Hubert Reeves


Le principal défi à relever pour l'humanité est d'être encore là pour le troisième millénaire.

La beauté naît du regard de l'homme. Mais le regard de l'homme naît de la nature.

Pour tirer le meilleur parti des connaissances acquises, pour en extraire toute la richesse, il importe de ne pas s'y habituer trop vite, de se laisser le temps de la surprise et de l'étonnement.

La question n'est pas de savoir si Dieu existe ou non. Mais plutôt : qui est-Il, et à quoi joue-t-il?

Toute philosophie est indissociable du monde émotif duquel elle émerge. Son intérêt vient du fait qu'elle témoigne d'une expérience humaine, d'une rencontre d'un monde intérieur avec le monde extérieur.

Distinguer le «raisonnable» et le «rationnel». Le premier inclut l'intuition et l'affectif. Le second n'implique qu'un déroulement correct du processus logique.

La musique nous donne accès au coeur du monde. Quand j'écoute Mozart, Schubert ou Wagner, je sens monter en moi un irrésistible sentiment d'exaltation et de reconnaissance pour l'univers qui a engendré la vie et la musique.

En tout anthropomorphisme on peut dire que, en créant l'être humain, la nature s'est donné un coeur. La compassion n'existe peut-être pas au niveau de l'ADN mais certainement au niveau de la personne tout entière. Ce sentiment - ne pas être indifférent à la souffrance des autres - est pour moi le plus beau sentiment humain. La compassion «est» dans la nature; elle a engendré un être capable de compatir et d'offrir son aide. Cette constatation me paraît passible de donner un sens et une orientation à l'existence humaine.

Devenir adulte, c'est apprendre à vivre dans le doute et à developper, au travers des expériences, sa propre philosophie, sa propre morale. Éviter le «prêt-à-penser».

Comme la femme enceinte ne sait pas ce que son ventre prépare, nous ignorons quelles merveilles peuvent encore surgir du développement de la complexité cosmique. Comme elle, notre devoir est d'accorder à cette gestation les meilleures conditions possibles d'émergence.

Au fil du temps se déroule la gestation cosmique. À chaque seconde, l'univers prépare quelque chose. Il monte lentement les marches de la complexité.

L’histoire de l’Univers est celle d’une complexification croissante. L’apparition d’êtres intelligents est une conséquence de ce phénomène.

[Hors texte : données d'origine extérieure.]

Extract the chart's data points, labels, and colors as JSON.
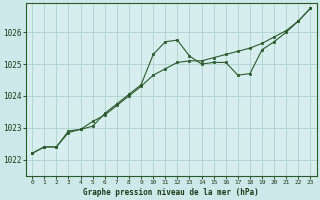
{
  "background_color": "#cce8e8",
  "plot_bg_color": "#d6eeee",
  "grid_color": "#b0d0d0",
  "line_color": "#2d5a2d",
  "xlabel": "Graphe pression niveau de la mer (hPa)",
  "ylim": [
    1021.5,
    1026.9
  ],
  "xlim": [
    -0.5,
    23.5
  ],
  "yticks": [
    1022,
    1023,
    1024,
    1025,
    1026
  ],
  "xticks": [
    0,
    1,
    2,
    3,
    4,
    5,
    6,
    7,
    8,
    9,
    10,
    11,
    12,
    13,
    14,
    15,
    16,
    17,
    18,
    19,
    20,
    21,
    22,
    23
  ],
  "series1_x": [
    0,
    1,
    2,
    3,
    4,
    5,
    6,
    7,
    8,
    9,
    10,
    11,
    12,
    13,
    14,
    15,
    16,
    17,
    18,
    19,
    20,
    21,
    22,
    23
  ],
  "series1_y": [
    1022.2,
    1022.4,
    1022.4,
    1022.9,
    1022.95,
    1023.05,
    1023.45,
    1023.75,
    1024.05,
    1024.35,
    1025.3,
    1025.7,
    1025.75,
    1025.25,
    1025.0,
    1025.05,
    1025.05,
    1024.65,
    1024.7,
    1025.45,
    1025.7,
    1026.0,
    1026.35,
    1026.75
  ],
  "series2_x": [
    0,
    1,
    2,
    3,
    4,
    5,
    6,
    7,
    8,
    9,
    10,
    11,
    12,
    13,
    14,
    15,
    16,
    17,
    18,
    19,
    20,
    21,
    22,
    23
  ],
  "series2_y": [
    1022.2,
    1022.4,
    1022.4,
    1022.85,
    1022.95,
    1023.2,
    1023.4,
    1023.7,
    1024.0,
    1024.3,
    1024.65,
    1024.85,
    1025.05,
    1025.1,
    1025.1,
    1025.2,
    1025.3,
    1025.4,
    1025.5,
    1025.65,
    1025.85,
    1026.05,
    1026.35,
    1026.75
  ]
}
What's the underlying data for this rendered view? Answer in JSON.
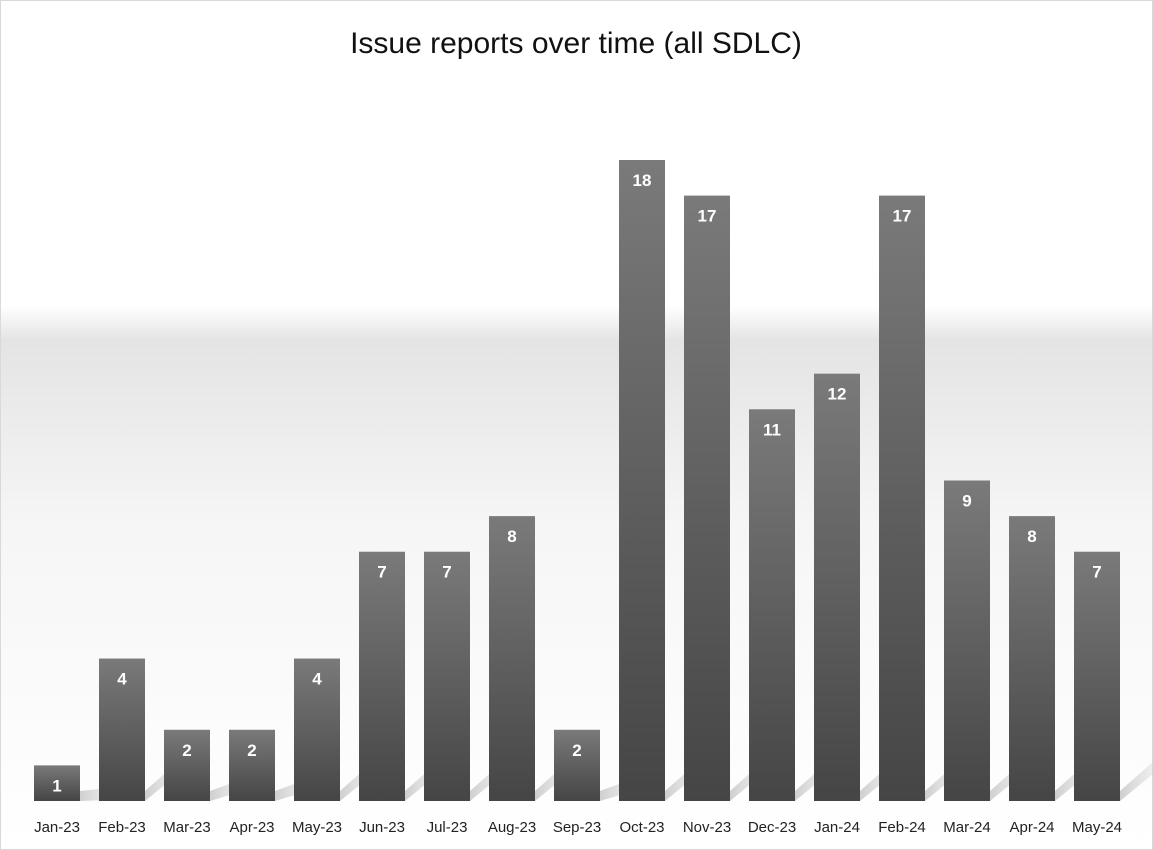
{
  "chart_data": {
    "type": "bar",
    "title": "Issue reports over time (all SDLC)",
    "xlabel": "",
    "ylabel": "",
    "categories": [
      "Jan-23",
      "Feb-23",
      "Mar-23",
      "Apr-23",
      "May-23",
      "Jun-23",
      "Jul-23",
      "Aug-23",
      "Sep-23",
      "Oct-23",
      "Nov-23",
      "Dec-23",
      "Jan-24",
      "Feb-24",
      "Mar-24",
      "Apr-24",
      "May-24"
    ],
    "values": [
      1,
      4,
      2,
      2,
      4,
      7,
      7,
      8,
      2,
      18,
      17,
      11,
      12,
      17,
      9,
      8,
      7
    ],
    "ylim": [
      0,
      18
    ],
    "grid": false,
    "data_labels": true,
    "legend": "none",
    "colors": {
      "bar_top": "#7a7a7a",
      "bar_bottom": "#454545",
      "label": "#ffffff",
      "border": "#d9d9d9"
    }
  }
}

Dans le monde, il y a du changement. Du chaud devient tiède. Des corps tombent. Le feu brûle et les bûches se consument. Ces transformations ne se font pas d'une façon arbitraire. Elles sont reliées entre elles par une sorte d'échange monétaire. La monnaie, ici, c'est l'énergie. Elle permet au physicien de tenir la comptabilité des phénomènes qu'il étudie.

A l'échelle cosmique, l'eau est plus rare que l'or.

L'univers est une machine à faire de la conscience.

Le vrai problème c'est : «Pourquoi y a-t-il quelque chose plutôt que rien?»

Les raisonnements se font à partir de concepts, les concepts se forment à partir d'images et les images viennent de perceptions sensorielles.

La survie de l'être humain, la victoire de la pulsion de vie sur la mort, pourrait être la base de notre code moral.

L'homme est un animal qui cherche à se relier.

L’histoire de l’Univers n’est pas celle de la dégradation d’un ordre initial puissamment organisé. Au contraire, c’est l’édification de la pyramide de la complexité au cours des âges que l’astronomie, la physique, la chimie et la biologie nous donnent en spectacle.

Les gens meurent, mais la vie a une façon de continuer comme si de rien n'était. Il faut voir la mort non pas comme un arrêt, mais comme un relais, à l'image du coureur grec qui transmettait la flamme du feu olympique avant de s'écrouler. Notre vie est courte mais notre espèce est de longue durée. Nous portons la responsabilité des maillons dans une chaîne.

Etendez-vous sur le sol, la nuit, loin des lumières. Fermez les yeux. Après quelques minutes, ouvrez-les sur la voûte étoilée... Vous aurez le vertige, vous vous sentirez dans l'espace.

Capturer cet instant harmonieux. S’insérer dans le courant du temps. Percevoir le battement de l’existence qui passe. La vie est une succession d’instants.